Case Presentation: A 73-year-old male with a history of Crohn’s disease presented to an outside hospital with exertional shortness of breath and palpitations. He was treated for symptomatic anemia secondary to vitamin B12 deficiency. He was then referred to our hospital due to the presence of rare blasts on blood smear. Upon arrival, he was hemodynamically stable but found to have pancytopenia with a WBC 1.76 K/μL, Hgb 9.0 g/dL, MCV 110.2 fL, and platelets 34 K/μL. Physical exam was unremarkable and did not show any of the common manifestations of vitamin B12 deficiency, including glossitis, peripheral neuropathy, and gait abnormalities. Repeat blood smear showed severe leukopenia, macrocytic anemia, and 8% blasts. Extensive infectious workup was negative. Because blasts were seen on blood smear, a bone marrow biopsy was indicated. While awaiting biopsy results, there was continued discussion of whether the results would justify the diagnosis of leukemia or if severe vitamin B12 deficiency would obscure a true diagnosis. Bone marrow showed hypercellularity and 26-30% blasts with a myeloid phenotype expressing CD56, and after deliberation with the tumor board, he was diagnosed with acute myeloid leukemia (AML). He was initiated on a 10-day course of IV decitabine and is currently on venetoclax for thirty days.

Discussion: Pancytopenia is a decreased production of all three blood cell lines. Rather than a clinical diagnosis, it is a feature of an underlying pathology that is discovered on a CBC. When assessing a patient with pancytopenia, it is crucial to complete a thorough diagnostic workup. Initially, one should consider the presence of drugs or toxins, such as chemotherapeutics, NSAIDs, and alcohol misuse, as they are well-known causes of cell line depletion. Secondary workup should include reticulocyte count, blood smears, iron studies, inflammatory markers, liver function tests, and LDH. Further workup should be conducted to determine disorders of cell consumption, destruction, or production. These tests include vitamin B12, haptoglobin, infectious diseases, splenic ultrasound, etc. Destruction and production disorders then indicate bone marrow biopsy to rule-out malignant etiologies. (1)It is well-known that blood smear findings in the setting of vitamin B12 deficiency show megaloblastic anemia by disrupting RBC production. By the same mechanism, it can disrupt the production of WBCs and platelets, leading to pancytopenia. As previously stated, a bone marrow biopsy following abnormal blood smear results is needed to differentiate the etiologies of pancytopenia. According to ICC and WHO guidelines, AML is diagnosed on bone marrow biopsy using cytomorphology and immunophenotyping. (2,3) Cytomorphology shows hypercellularity with replacement of normal cells by leukemic blasts. Immunophenotyping shows different markers associated with myeloid lineages. There have been cases where vitamin B12 deficiency also shows hypercellularity and blastic differentiation within the bone marrow. (4) Due to these similarities, it can be difficult to differentiate between vitamin B12 deficiency and AML using bone marrow biopsy findings.

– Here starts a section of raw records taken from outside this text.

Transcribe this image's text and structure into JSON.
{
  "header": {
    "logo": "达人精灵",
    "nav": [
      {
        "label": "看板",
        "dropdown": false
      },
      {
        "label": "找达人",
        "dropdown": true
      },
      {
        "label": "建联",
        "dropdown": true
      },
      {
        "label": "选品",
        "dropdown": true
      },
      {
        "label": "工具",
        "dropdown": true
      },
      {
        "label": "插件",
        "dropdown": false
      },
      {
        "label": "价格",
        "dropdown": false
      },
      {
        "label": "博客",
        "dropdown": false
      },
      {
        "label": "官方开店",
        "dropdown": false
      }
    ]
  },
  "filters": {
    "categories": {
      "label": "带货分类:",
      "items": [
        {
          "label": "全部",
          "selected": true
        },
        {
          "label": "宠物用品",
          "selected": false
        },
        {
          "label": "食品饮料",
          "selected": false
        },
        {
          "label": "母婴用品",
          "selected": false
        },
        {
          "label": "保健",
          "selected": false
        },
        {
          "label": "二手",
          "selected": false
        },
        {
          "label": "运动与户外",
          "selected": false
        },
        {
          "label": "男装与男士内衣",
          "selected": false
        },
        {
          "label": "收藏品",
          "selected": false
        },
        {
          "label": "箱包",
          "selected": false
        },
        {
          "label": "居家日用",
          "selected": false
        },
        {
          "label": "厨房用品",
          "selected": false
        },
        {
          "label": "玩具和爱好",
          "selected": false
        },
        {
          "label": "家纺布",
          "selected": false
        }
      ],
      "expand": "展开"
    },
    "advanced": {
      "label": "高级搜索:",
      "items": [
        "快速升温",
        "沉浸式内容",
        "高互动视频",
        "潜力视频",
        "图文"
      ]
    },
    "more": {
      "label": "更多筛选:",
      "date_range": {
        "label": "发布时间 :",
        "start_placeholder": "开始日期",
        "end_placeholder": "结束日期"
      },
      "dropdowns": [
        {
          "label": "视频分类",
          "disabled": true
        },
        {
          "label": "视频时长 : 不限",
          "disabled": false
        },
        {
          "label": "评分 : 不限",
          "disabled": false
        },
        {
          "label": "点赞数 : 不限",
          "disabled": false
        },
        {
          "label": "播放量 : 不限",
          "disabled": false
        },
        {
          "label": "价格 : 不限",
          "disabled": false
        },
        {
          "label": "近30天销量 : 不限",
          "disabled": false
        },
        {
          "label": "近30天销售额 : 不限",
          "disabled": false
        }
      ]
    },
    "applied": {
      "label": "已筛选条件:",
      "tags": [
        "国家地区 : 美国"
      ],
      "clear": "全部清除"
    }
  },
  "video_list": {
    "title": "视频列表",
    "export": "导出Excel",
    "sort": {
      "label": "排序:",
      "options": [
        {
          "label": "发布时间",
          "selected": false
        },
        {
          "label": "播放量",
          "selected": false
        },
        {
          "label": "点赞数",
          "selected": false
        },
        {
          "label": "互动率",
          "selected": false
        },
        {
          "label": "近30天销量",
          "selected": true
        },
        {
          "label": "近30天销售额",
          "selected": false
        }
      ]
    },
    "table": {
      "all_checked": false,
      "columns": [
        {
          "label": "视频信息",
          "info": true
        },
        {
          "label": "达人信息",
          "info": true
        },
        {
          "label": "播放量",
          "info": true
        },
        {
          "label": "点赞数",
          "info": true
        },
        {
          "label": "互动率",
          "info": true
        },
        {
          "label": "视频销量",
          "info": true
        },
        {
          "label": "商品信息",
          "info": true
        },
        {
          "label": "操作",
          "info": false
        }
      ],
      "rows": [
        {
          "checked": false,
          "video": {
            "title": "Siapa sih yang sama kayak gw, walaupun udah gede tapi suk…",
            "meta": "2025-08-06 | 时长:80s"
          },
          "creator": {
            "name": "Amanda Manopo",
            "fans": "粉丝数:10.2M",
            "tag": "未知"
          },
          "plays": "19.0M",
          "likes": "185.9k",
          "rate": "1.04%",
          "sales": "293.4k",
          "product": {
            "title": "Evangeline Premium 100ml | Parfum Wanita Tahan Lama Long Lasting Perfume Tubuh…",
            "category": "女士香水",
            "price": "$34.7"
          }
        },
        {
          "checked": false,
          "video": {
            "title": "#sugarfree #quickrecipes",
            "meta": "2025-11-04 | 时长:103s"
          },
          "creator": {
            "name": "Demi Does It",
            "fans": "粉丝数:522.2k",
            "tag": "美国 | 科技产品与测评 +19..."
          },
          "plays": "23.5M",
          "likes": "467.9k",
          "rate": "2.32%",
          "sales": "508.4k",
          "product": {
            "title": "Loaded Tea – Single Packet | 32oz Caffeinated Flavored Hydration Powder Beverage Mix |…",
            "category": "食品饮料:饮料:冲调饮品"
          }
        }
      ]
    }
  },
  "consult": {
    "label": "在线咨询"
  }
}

Conclusions: In conclusion, this patient had a bone marrow biopsy that showed hypercellularity and blasts, which can be associated with both vitamin B12 deficiency and AML. Ultimately, he had findings convincing enough for a diagnosis of AML; however, it is important to consider vitamin B12 deficiency in the differential, as it can share a similar presentation to acute leukemia.